8 Polycyclic Aromatic Hydrocarbons (PAHs)
Polycyclic aromatic hydrocarbons (PAHs) are among the most common chemicals of concern at contaminated sites and, as with lead and arsenic, there is considerable interest in incorporating PAH bioavailability estimates in human health risk assessments. The development of methods for estimating PAH bioavailability, however, has lagged considerably behind methods for lead and arsenic because assessing bioavailability for this class of compounds is complex. Also, in contrast to lead and arsenic, dermal absorption is potentially a significant contributor to risk. There are no consensus models for estimating PAH bioavailability at present, but promising approaches are beginning to appear in the literature.
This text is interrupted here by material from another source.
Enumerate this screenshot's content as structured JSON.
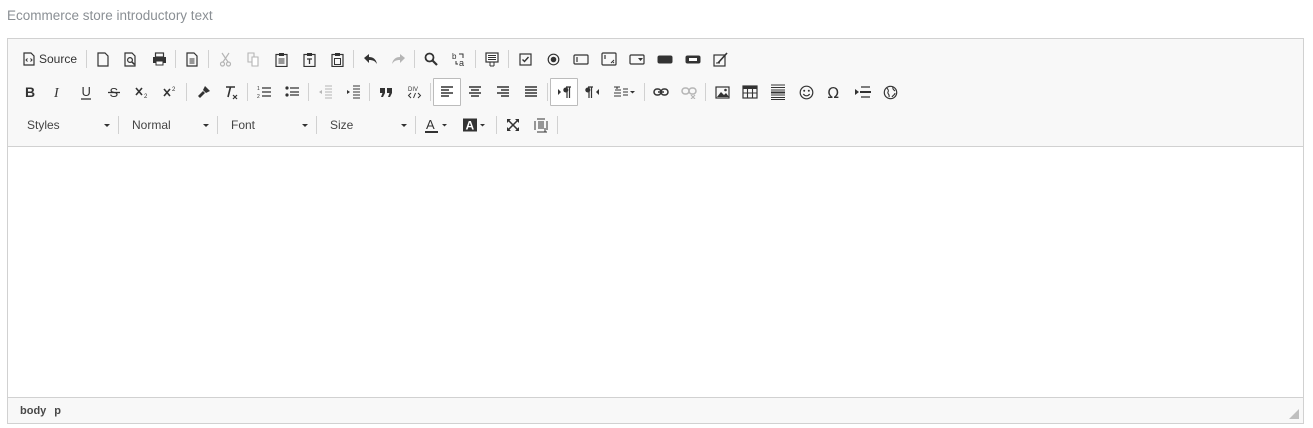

This section describes the nature of PAHs, how they are introduced to the environment, methodologic issues related to estimating their bioavailability and bioaccessibility for soil from both oral and dermal routes of exposure, and an overview of studies that have been performed to date to estimate PAH bioavailability.
PAHs are stable, neutral, aromatic organic chemicals consisting of numerous carbon atoms configured to form multiple rings. There are more than 10,000 different PAH compounds. Pure PAHs usually exist as colorless, white, or pale yellow-green solids. Many reference sources for chemical properties of PAHs are available in Section 2.4 of the Regional Screening Table User’s Guide (USEPA 2017d). The general characteristics of PAHs are high melting and boiling points, low vapor pressures, and very low aqueous solubilities. PAHs are generally soluble in organic solvents and can accumulate in fats because they are highly lipophilic.